Campbell’s Orchards celebrates 50 years of farming and family tradition

FRUITS OF THE FARM Colin Campbell, owner/operator at Campbell's Orchards, demonstrates how to properly pick an apple on one of the wagon rides through the orchard at their 50th anniversary on the weekend. (Desirée Decoste/Gazette Staff)




With hundreds in attendance, Campbell’s Orchards celebrated their golden jubilee this weekend at their farm on County Rd. 3.

To believe a legacy Prince Edward County farm operation such as Campbell’s Orchards is celebrating just their 50th anniversary is difficult as it feels like the establishment has been around much longer than that.

There was much to see and do at the celebration including a corn maze, wagon rides, petting zoo, a kids play area as well as a nice collection of food and beverage vendors that satisfied any taste.

This year the farm made a new wagon for the 50th anniversary called the “Honey Crisp Express”. The wagon is made out of the boxes Campbell’s put their apples in and it has a roof and latch doors.

Back when the farm was purchased in 1969, John Murray Campbell had plans to enjoy the fields upon retiring.

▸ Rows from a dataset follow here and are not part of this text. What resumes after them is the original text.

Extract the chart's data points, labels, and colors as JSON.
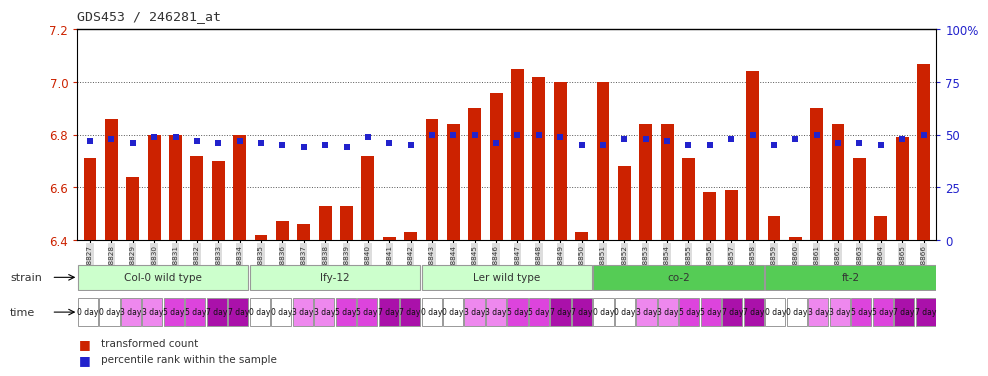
{
  "title": "GDS453 / 246281_at",
  "samples": [
    "GSM8827",
    "GSM8828",
    "GSM8829",
    "GSM8830",
    "GSM8831",
    "GSM8832",
    "GSM8833",
    "GSM8834",
    "GSM8835",
    "GSM8836",
    "GSM8837",
    "GSM8838",
    "GSM8839",
    "GSM8840",
    "GSM8841",
    "GSM8842",
    "GSM8843",
    "GSM8844",
    "GSM8845",
    "GSM8846",
    "GSM8847",
    "GSM8848",
    "GSM8849",
    "GSM8850",
    "GSM8851",
    "GSM8852",
    "GSM8853",
    "GSM8854",
    "GSM8855",
    "GSM8856",
    "GSM8857",
    "GSM8858",
    "GSM8859",
    "GSM8860",
    "GSM8861",
    "GSM8862",
    "GSM8863",
    "GSM8864",
    "GSM8865",
    "GSM8866"
  ],
  "bar_values": [
    6.71,
    6.86,
    6.64,
    6.8,
    6.8,
    6.72,
    6.7,
    6.8,
    6.42,
    6.47,
    6.46,
    6.53,
    6.53,
    6.72,
    6.41,
    6.43,
    6.86,
    6.84,
    6.9,
    6.96,
    7.05,
    7.02,
    7.0,
    6.43,
    7.0,
    6.68,
    6.84,
    6.84,
    6.71,
    6.58,
    6.59,
    7.04,
    6.49,
    6.41,
    6.9,
    6.84,
    6.71,
    6.49,
    6.79,
    7.07
  ],
  "blue_pct": [
    47,
    48,
    46,
    49,
    49,
    47,
    46,
    47,
    46,
    45,
    44,
    45,
    44,
    49,
    46,
    45,
    50,
    50,
    50,
    46,
    50,
    50,
    49,
    45,
    45,
    48,
    48,
    47,
    45,
    45,
    48,
    50,
    45,
    48,
    50,
    46,
    46,
    45,
    48,
    50
  ],
  "ylim": [
    6.4,
    7.2
  ],
  "yticks_left": [
    6.4,
    6.6,
    6.8,
    7.0,
    7.2
  ],
  "yticks_right_pct": [
    0,
    25,
    50,
    75,
    100
  ],
  "yticks_right_labels": [
    "0",
    "25",
    "50",
    "75",
    "100%"
  ],
  "strains": [
    {
      "name": "Col-0 wild type",
      "start": 0,
      "end": 8,
      "color": "#ccffcc"
    },
    {
      "name": "lfy-12",
      "start": 8,
      "end": 16,
      "color": "#ccffcc"
    },
    {
      "name": "Ler wild type",
      "start": 16,
      "end": 24,
      "color": "#ccffcc"
    },
    {
      "name": "co-2",
      "start": 24,
      "end": 32,
      "color": "#55cc55"
    },
    {
      "name": "ft-2",
      "start": 32,
      "end": 40,
      "color": "#55cc55"
    }
  ],
  "time_labels": [
    "0 day",
    "3 day",
    "5 day",
    "7 day",
    "0 day",
    "3 day",
    "5 day",
    "7 day",
    "0 day",
    "3 day",
    "5 day",
    "7 day",
    "0 day",
    "3 day",
    "5 day",
    "7 day",
    "0 day",
    "3 day",
    "5 day",
    "7 day"
  ],
  "time_colors": [
    "#ffffff",
    "#ee88ee",
    "#dd44dd",
    "#aa11aa",
    "#ffffff",
    "#ee88ee",
    "#dd44dd",
    "#aa11aa",
    "#ffffff",
    "#ee88ee",
    "#dd44dd",
    "#aa11aa",
    "#ffffff",
    "#ee88ee",
    "#dd44dd",
    "#aa11aa",
    "#ffffff",
    "#ee88ee",
    "#dd44dd",
    "#aa11aa"
  ],
  "bar_color": "#cc2200",
  "blue_color": "#2222cc",
  "bg_color": "#ffffff",
  "grid_color": "#555555",
  "left_tick_color": "#cc2200",
  "right_tick_color": "#2222cc",
  "xtick_bg": "#dddddd"
}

My dad was cleaver and got us working on the farm around 10-years-old,” Colin Campbell, owner/operator of Campbell’s Orchards told the Gazette. “He would allow my brother Stuart and I to take any of the produce we had picked, and, as soon as I turned 16, I went and got my drivers licence the next week and we started going to the Belleville Market. We were allowed to sell and keep all the money from anything we picked and sold ourselves.”

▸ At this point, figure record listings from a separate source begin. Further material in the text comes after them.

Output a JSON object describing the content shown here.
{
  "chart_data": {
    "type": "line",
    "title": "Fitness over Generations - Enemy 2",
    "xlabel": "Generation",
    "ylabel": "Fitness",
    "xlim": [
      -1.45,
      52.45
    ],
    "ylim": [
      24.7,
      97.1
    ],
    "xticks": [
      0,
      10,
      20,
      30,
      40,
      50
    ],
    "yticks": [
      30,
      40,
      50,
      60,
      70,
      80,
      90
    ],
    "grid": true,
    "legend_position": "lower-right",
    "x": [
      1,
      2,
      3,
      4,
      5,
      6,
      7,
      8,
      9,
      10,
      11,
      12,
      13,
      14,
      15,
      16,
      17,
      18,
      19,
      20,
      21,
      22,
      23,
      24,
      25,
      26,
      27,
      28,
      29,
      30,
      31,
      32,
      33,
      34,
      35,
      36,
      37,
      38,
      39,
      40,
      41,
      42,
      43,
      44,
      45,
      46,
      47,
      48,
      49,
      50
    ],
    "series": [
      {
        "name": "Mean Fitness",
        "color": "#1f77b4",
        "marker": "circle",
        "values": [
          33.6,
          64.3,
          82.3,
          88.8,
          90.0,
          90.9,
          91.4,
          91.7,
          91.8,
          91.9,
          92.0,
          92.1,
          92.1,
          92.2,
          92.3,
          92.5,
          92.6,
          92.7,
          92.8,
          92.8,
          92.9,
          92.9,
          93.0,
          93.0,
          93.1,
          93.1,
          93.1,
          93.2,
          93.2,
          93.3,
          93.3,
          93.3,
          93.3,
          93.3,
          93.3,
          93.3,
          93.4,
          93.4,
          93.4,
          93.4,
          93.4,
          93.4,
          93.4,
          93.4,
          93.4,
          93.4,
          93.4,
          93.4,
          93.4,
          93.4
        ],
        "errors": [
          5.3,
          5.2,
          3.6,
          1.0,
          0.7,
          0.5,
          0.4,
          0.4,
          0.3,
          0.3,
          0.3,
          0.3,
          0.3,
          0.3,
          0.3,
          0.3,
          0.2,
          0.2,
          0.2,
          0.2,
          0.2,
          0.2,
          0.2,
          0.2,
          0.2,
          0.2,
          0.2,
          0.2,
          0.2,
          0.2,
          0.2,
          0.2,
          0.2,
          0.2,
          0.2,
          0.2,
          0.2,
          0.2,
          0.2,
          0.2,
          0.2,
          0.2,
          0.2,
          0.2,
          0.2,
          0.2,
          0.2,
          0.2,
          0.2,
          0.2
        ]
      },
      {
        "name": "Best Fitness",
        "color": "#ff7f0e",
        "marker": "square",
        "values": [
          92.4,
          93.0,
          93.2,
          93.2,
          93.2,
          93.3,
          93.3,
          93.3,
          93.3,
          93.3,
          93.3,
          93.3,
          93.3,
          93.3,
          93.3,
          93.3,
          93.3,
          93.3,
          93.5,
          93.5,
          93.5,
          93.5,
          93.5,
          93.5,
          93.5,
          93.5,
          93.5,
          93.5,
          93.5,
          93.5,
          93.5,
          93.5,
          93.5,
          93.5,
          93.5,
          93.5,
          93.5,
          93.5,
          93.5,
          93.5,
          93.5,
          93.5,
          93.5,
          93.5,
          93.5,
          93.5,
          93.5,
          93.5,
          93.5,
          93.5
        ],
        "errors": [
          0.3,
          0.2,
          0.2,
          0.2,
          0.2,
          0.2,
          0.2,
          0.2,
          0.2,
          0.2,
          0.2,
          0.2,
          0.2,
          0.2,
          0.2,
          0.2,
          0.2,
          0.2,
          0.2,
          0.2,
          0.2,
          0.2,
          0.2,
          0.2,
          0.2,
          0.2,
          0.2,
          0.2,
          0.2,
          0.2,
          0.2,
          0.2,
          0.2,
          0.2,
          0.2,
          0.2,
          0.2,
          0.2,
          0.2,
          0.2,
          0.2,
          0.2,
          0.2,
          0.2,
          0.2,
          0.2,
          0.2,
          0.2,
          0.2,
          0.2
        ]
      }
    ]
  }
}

This early start to the working world gave the brothers incentive to want to work on the family farm and keep their field crops producing. It also taught the youngsters how to talk to strangers.

You can’t be two shy little boys standing there and not talking to people if you want to make any money,” Campbell added. “Our incentive was really driven from that.”

Unfortunately, an untimely passing in 1979 left the Campbell  Farm in Colin’s hands at the age of 20.

After  graduating from the University of Guelph  with a degree in Agricultural Economics, Campbell married Dianne Beilby, a fellow Guelph grad with a degree in Management Economics.

Over the past 30 years the Campbell’s and their children Amelia and John have built a beautiful and wonderful family business.

Nothing brought the business down, not even the fire in 1996 on Christmas Eve which destroyed the market and all their equipment.

They rebuilt and refurbished with an added wing for the Campbell’s Gift Room which is now shared with Apple Falls Cider for their Tasting Room- another family endeavour.

Mayor Steve Ferguson took to Facebook to congratulate Colin and the Campbell’s family on this huge accomplishment. Ferguson also presented the family with a certificate at the event.

Colin, Dianne and their family deserve credit for creating a welcoming fun environment that has its roots back to 1969. Colin introduced me to a relatively new strain of apple called “Zestar!” developed at the University of Minnesota, who also developed the “Honey Crisp” strain. The sample I had led to purchasing a 10-lb. Bag, they’re that good.”

Throughout the passage of time, the farm has never lost the late Murray Campbell’s commitment and focal point to grow quality apples and sell directly to the public Colin Campbell added.